For the third year in a row, the poultry science program at the University of North Georgia (UNG) has received a student recruiting grant from the U.S. Poultry Foundation. The $6,550 grant is more than double the previous year's award of $3,100.
"We gained several recruitment tools this past year with our grant funds, and I was able to visit six high schools this spring to speak to students about UNG and our poultry science program," said Linda Purvis, biology and poultry science instructor at UNG. "I have visited two more this fall, interacting with approximately 200 students, and have several more visits planned for this month."
The grants also support student opportunities like career fairs and sponsorship to Avian Adventures, a summer course for high school students interested in poultry science that is held by the University of Georgia's (UGA) College of Agricultural & Environmental Sciences.
"Our spring Agricultural Career Fair was a huge success — we had more than 10 companies and more than 150 students in attendance," Purvis said. "I also spent time there speaking about UNG, our program and career options."
Jake Perry, who completed UNG's poultry science course in 2012 and now works as a manager in shelled egg processing at Cal-Maine Foods, Inc., said he began the course with poultry science in mind for a career, but didn't yet know what he specifically wanted to do.
"The program and especially Linda Purvis really helped me narrow down my choices," Perry said. "I decided that being in a lab wasn't the right fit for me, so I pursued a more hands-on option in processing."
Purvis said another agricultural career day will be held in spring 2015 in conjunction with the introductory poultry science course, a three-hour lab science elective open to all majors. The program will also offer an internship course in the summer, giving students a hands-on chance to explore careers in the industry while gaining college credits.

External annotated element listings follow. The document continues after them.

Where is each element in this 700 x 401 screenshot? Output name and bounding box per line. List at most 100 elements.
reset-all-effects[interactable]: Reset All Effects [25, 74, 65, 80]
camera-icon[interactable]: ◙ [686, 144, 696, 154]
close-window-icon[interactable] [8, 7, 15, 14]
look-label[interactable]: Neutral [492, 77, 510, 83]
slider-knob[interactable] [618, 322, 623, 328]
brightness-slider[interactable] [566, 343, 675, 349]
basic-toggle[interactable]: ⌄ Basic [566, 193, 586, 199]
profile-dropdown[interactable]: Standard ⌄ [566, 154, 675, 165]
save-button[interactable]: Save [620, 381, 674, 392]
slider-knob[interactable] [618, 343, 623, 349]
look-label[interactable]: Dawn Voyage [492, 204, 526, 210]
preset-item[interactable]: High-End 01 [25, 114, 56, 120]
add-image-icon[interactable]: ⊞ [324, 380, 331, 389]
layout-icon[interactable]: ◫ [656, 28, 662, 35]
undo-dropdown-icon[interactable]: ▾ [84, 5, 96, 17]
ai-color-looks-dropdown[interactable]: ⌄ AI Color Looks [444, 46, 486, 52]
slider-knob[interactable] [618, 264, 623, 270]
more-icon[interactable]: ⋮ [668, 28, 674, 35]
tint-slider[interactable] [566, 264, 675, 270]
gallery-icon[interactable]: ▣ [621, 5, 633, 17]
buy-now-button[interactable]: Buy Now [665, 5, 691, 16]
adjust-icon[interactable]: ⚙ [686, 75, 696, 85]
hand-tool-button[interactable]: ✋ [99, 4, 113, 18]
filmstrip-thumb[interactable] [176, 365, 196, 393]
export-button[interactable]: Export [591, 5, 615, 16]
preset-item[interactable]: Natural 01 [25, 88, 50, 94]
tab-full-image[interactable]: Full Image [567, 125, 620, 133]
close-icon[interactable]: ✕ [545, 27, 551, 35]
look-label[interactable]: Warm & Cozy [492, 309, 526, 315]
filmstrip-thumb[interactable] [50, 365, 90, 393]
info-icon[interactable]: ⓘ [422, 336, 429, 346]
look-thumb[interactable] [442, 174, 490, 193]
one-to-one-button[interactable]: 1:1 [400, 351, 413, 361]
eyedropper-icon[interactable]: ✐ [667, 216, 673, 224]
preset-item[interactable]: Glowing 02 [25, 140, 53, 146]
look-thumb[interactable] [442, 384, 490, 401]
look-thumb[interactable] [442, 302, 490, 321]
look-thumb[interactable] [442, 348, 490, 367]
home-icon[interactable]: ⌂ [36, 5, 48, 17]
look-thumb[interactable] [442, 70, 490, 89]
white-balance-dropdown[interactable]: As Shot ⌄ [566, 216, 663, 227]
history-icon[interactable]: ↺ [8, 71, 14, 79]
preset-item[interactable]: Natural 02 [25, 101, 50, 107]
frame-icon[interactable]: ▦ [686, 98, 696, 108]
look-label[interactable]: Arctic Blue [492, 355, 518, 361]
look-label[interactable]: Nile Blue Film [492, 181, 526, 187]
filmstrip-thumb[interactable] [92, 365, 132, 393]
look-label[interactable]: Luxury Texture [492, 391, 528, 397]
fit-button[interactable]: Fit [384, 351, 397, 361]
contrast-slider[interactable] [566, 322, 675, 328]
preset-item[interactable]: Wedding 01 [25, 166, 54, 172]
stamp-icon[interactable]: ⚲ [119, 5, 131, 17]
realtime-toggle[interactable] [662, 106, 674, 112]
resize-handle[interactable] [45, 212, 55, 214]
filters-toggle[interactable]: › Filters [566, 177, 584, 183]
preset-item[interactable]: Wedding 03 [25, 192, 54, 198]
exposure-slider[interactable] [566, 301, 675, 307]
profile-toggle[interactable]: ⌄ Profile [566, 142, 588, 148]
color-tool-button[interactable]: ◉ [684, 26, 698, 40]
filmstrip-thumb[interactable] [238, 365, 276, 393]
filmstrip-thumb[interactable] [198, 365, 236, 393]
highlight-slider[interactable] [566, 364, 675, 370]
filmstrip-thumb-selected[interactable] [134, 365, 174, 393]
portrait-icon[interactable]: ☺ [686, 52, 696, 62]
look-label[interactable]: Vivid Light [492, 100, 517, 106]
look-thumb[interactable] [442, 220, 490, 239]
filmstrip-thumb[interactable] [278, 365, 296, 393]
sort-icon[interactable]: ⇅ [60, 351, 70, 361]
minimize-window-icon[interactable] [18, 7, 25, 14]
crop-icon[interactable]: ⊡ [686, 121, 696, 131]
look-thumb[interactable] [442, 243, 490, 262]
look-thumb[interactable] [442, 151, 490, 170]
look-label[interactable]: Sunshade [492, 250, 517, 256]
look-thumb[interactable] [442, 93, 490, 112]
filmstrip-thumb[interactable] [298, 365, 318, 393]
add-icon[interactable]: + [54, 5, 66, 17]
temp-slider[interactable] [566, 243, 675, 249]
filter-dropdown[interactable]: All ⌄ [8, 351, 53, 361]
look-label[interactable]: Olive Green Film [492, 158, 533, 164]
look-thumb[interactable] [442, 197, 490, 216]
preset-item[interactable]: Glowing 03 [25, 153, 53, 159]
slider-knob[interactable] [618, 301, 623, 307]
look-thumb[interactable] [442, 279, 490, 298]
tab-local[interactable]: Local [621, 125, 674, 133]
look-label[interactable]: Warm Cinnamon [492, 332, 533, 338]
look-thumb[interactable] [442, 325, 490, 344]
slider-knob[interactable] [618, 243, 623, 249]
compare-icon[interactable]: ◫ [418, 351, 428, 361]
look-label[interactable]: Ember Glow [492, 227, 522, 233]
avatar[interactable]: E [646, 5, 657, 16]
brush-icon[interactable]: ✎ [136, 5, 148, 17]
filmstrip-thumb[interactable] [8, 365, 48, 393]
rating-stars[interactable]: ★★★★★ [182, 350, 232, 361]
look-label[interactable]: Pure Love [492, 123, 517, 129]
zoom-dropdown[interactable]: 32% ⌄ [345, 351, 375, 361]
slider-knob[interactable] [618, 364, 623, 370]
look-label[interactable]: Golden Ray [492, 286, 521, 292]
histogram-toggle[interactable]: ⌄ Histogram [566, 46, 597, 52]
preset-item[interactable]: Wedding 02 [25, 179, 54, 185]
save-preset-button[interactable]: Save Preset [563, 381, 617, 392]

UNG graduate Michelle Stewart said an internship through the poultry science program motivated her to specialize as a poultry veterinarian. Currently enrolled in UGA's College of Veterinary Medicine, Stewart plans to graduate in 2018.
"Linda Purvis spoke to my calculus class about internships for school credit, and at that time I'd had no intern experience," Stewart said. "I ended up interning in the poultry diagnostic laboratory network in Oakwood. During the internship I learned more about the industry and about how many opportunities there were in this field, so I decided to pursue a related position."
Purvis attended a poultry leadership conference in July to speak with companies, universities and colleges about UNG's program, and said she has gained great support from the poultry industry, including donations to fund scholarships. The first two scholarships from this fund will be awarded in spring 2015 to students in UNG's poultry program.
"We also will have students participating in the College Career Program at the International Processing Expo in Atlanta in January, where they can interview with companies from all over the world in various agriculture positions," Purvis said. "Some will gain internships and others full-time jobs, depending on their current college status."
Michael Garrett, who is pursuing an associate degree in poultry science from UNG, said he had no idea how much he would enjoy the subject until beginning it.
"The intro to poultry class made me realize how fun this field of work is, and highlighted all the job options I will have coming out of school with a degree in poultry science," Garrett said. "If it weren't for the poultry class at UNG, I might have chosen something else as my major and missed out on all the great opportunities that poultry science will bring me."
The U.S. Poultry Foundation supports recruitment and training of poultry science students, funds scientific research, fosters student scientists, and promotes careers in the poultry and egg industry. The foundation provides annual recruiting funds to colleges and universities to attract students.